Ahora lo sé porque, definitivamente, existen noches de insomnio en las que se regresa a aquellas horas en que pudo faltarnos la inocencia. Hay madrugadas que parecen hechas para pedir perdón.
Arriba las estrellas siguen todas sin nombre para mí. Jamás pude decir: «He aquí el Lucero del Alba; esta es la Estrella Polar». Tampoco dije jamás: «Este es mi perro», salvo cuando un desconocido me preguntó de pronto:
—¿Es suyo? ¿Por qué no me lo regala? Yo tengo un patio grande. Yo lo voy a cuidar.

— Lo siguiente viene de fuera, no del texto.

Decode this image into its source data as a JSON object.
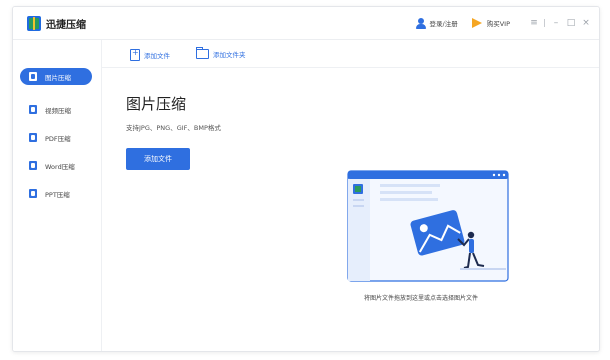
{
  "app": {
    "title": "迅捷压缩"
  },
  "titlebar": {
    "login_label": "登录/注册",
    "vip_label": "购买VIP",
    "menu_icon": "menu-icon",
    "minimize_icon": "minimize-icon",
    "maximize_icon": "maximize-icon",
    "close_icon": "close-icon"
  },
  "sidebar": {
    "items": [
      {
        "label": "图片压缩",
        "icon": "image-compress-icon",
        "active": true
      },
      {
        "label": "视频压缩",
        "icon": "video-compress-icon",
        "active": false
      },
      {
        "label": "PDF压缩",
        "icon": "pdf-compress-icon",
        "active": false
      },
      {
        "label": "Word压缩",
        "icon": "word-compress-icon",
        "active": false
      },
      {
        "label": "PPT压缩",
        "icon": "ppt-compress-icon",
        "active": false
      }
    ]
  },
  "toolbar": {
    "add_file_label": "添加文件",
    "add_folder_label": "添加文件夹"
  },
  "main": {
    "title": "图片压缩",
    "subtitle": "支持JPG、PNG、GIF、BMP格式",
    "add_file_button": "添加文件",
    "drop_hint": "将图片文件拖放到这里或点击选择图片文件"
  },
  "colors": {
    "accent": "#2f6fe0",
    "vip": "#f5a623",
    "border": "#e4e6ea"
  }
}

—¿Lo quieres?... Llévatelo.
No sé si una respuesta tan cruel tendría traducción en el idioma de los perros. En cambio, leí unos signos de interrogación en tus pupilas cuando ibas ya sobre la bicicleta extraña y me miraste cariñoso aquella última vez…
Arriba las estrellas siguen todas sin nombre para mí. Abajo, en algún patio, acaso sueñes todavía. Yo no, porque me crece tu recuerdo. Y sé que he sido tu peor amigo. Y te pido perdón. Y te extraño, carajo, ahora que todos ladran, menos tú.